First generation antipsychotic drugs as effective as newer ones in some children

September 15, 2008 — Nearly every child who receives an antipsychotic medicine is first prescribed one of the second-generation, or “atypical” drugs, such as olanzapine and risperidone. However, there has never been evidence that these drugs are more effective than the older, first-generation medications.

Nearly every child who receives an antipsychotic medicine is first prescribed one of the second-generation, or “atypical” drugs, such as olanzapine and risperidone. However, there has never been evidence that these drugs are more effective than the older, first-generation medications.

Now a study from the University of North Carolina at Chapel Hill School of Medicine suggests that molindone, a first-generation drug, is as effective as the newer ones and should be used as a first line of therapy in some children with schizophrenia or schizoaffective disorder.

“People thought the second-generation drugs were superior because they had no side effects. We found that molindone works as well as newer drugs, and in some cases it’s safer,” said Lin Sikich, M.D., associate professor in the department of psychiatry at UNC and lead author of the study, titled the treatment of early-onset schizophrenia spectrum disorders (TEOSS) study.

“The guidelines are going to have to be rewritten because of this study,” Sikich said. A report of the study is published Monday in the Sept. 15, 2008, edition of the American Journal of Psychiatry. Co-author Jeffrey Lieberman, M.D., led the earlier CATIE (clinical antipsychotic trials in intervention effectiveness) trial at UNC, a landmark study that compared antipsychotic medications in adults.

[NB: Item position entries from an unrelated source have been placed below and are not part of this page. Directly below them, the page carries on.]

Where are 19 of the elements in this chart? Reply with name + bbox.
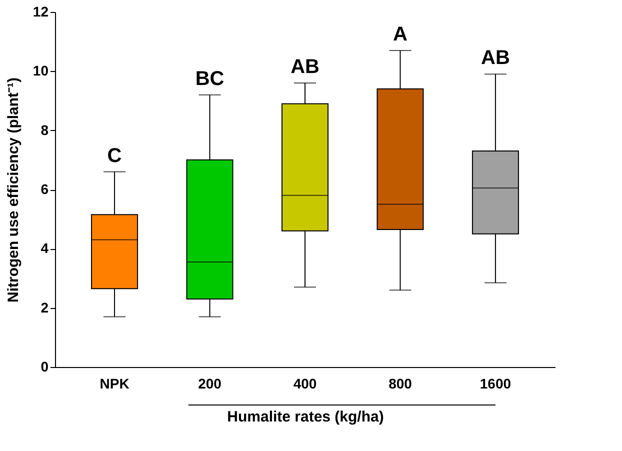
annotation: AB: [290, 56, 320, 78]
x-tick-label: NPK: [100, 376, 130, 392]
y-tick-label: 12: [32, 4, 49, 20]
x-tick-label: 1600: [480, 376, 512, 392]
annotation: BC: [195, 68, 224, 90]
y-tick-label: 8: [40, 122, 49, 138]
annotation: AB: [481, 47, 510, 70]
y-tick-label: 0: [40, 358, 49, 374]
y-tick-label: 4: [40, 240, 49, 256]
annotation: C: [107, 144, 122, 167]
y-tick-label: 2: [40, 299, 49, 316]
y-tick-label: 10: [32, 62, 49, 79]
x-tick-label: 400: [293, 376, 317, 392]
y-tick-label: 6: [40, 181, 49, 197]
x-axis-title: Humalite rates (kg/ha): [227, 408, 384, 426]
x-tick-label: 800: [388, 376, 412, 392]
x-tick-label: 200: [198, 376, 222, 392]
annotation: A: [393, 23, 408, 46]
y-axis-title: Nitrogen use efficiency (plant⁻¹): [4, 77, 22, 303]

Lieberman is now at Columbia University Medical Center.

The study is the largest head-to-head trial comparing the newer drugs, which became available in the 1990s, to the older ones, which have been around since the 1950s.

Between 2002 and 2006 the study randomly assigned 119 people aged 8 to 19 years to receive molindone, olanzapine or risperidone over an eight-week period at four sites: UNC, McLean Hospital and Cambridge Health Alliance at Harvard Medical School, Seattle Children’s Hospital and the University of Washington, and Case Western Reserve University.

A decline in symptoms was similar across the three medications. But the drugs caused very different types of side effects, Sikich said. Both olanzapine and risperidone were associated with significant weight gain and could put young patients at risk of developing heart disease and diabetes. In fact, the National Institute of Mental Health, which sponsored the study, halted recruitment into the olanzapine arm of the study because of the weight gain problem and the resulting increase in cholesterol and glucose levels.

“Olanzapine should not be a first-line therapy in adolescents,” Sikich said.

Both the older “typical” antipsychotics and newer “atypical” ones block dopamine receptors in the brain, but the newer drugs also interact with serotonin receptors and cause fewer muscle side effects, including stiffness, muscle cramps, restlessness and involuntary movements. With some older drugs, the involuntary movements can lead to permanent physical disabilities.

There were more reported cases of restlessness with molindone treatment than with
either of the two newer treatments. Participants treated with molindone were also required to receive another drug, benztropine, to decrease muscle cramps and stiffness.

Brandon Constantineau, 18, of Wilmington, N.C., enrolled in the TEOSS study about four years ago. He was initially prescribed olanzapine but quickly began gaining weight, ultimately adding more than 45 pounds over 36 weeks. He was switched to molindone and gained about eight pounds over the next 31 weeks and saw improvements similar to those with olanzapine. But, probably as a result of being on olanzapine, Sikich said, Brandon developed fatty liver disease and was ultimately prescribed two other medications.

Brandon’s case also highlights two other points Sikich makes in the study: the benefits of proper diagnosis and the need for more effective medications.

“He was treated when he was very young, about 3, for ADHD,” said Brandon’s father, Richard Constantineau. But medications and other therapies didn’t help, and Brandon grew violent.

“At the point when we went to see Dr. Sikich, when Brandon was 14, I was getting phone calls from the school because he was making threats against teachers,” said Brandon’s mother, Darlene Wilson. This coincided with violent threats against his parents and, Brandon said, “at one point in time I thought I was seeing angels with halos and wings, like in the Bible.”

A psychiatrist Brandon had been seeing was not helpful, Wilson said, so a pediatrician referred them to Sikich.

Late diagnosis is a common problem with many children who develop early onset schizophrenia or schizoaffective disorder, and the diseases usually develop more severely when they begin in childhood, Sikich said.

Brandon is now doing well on an even newer drug, ziprasidone. But in Sikich’s trial, only half of all of the participants responded to any medication.

“Medications make a vast difference in peoples’ lives, but we need better treatment options,” Sikich said. The trial will next compare outcomes after a one-year course of treatment.

Brandon and his family appreciate first-hand the challenges and advances.

“It’s working well for him and we need to enjoy the good times, because it’s not always good times,” Wilson said. “We just have to enjoy what we have right now.”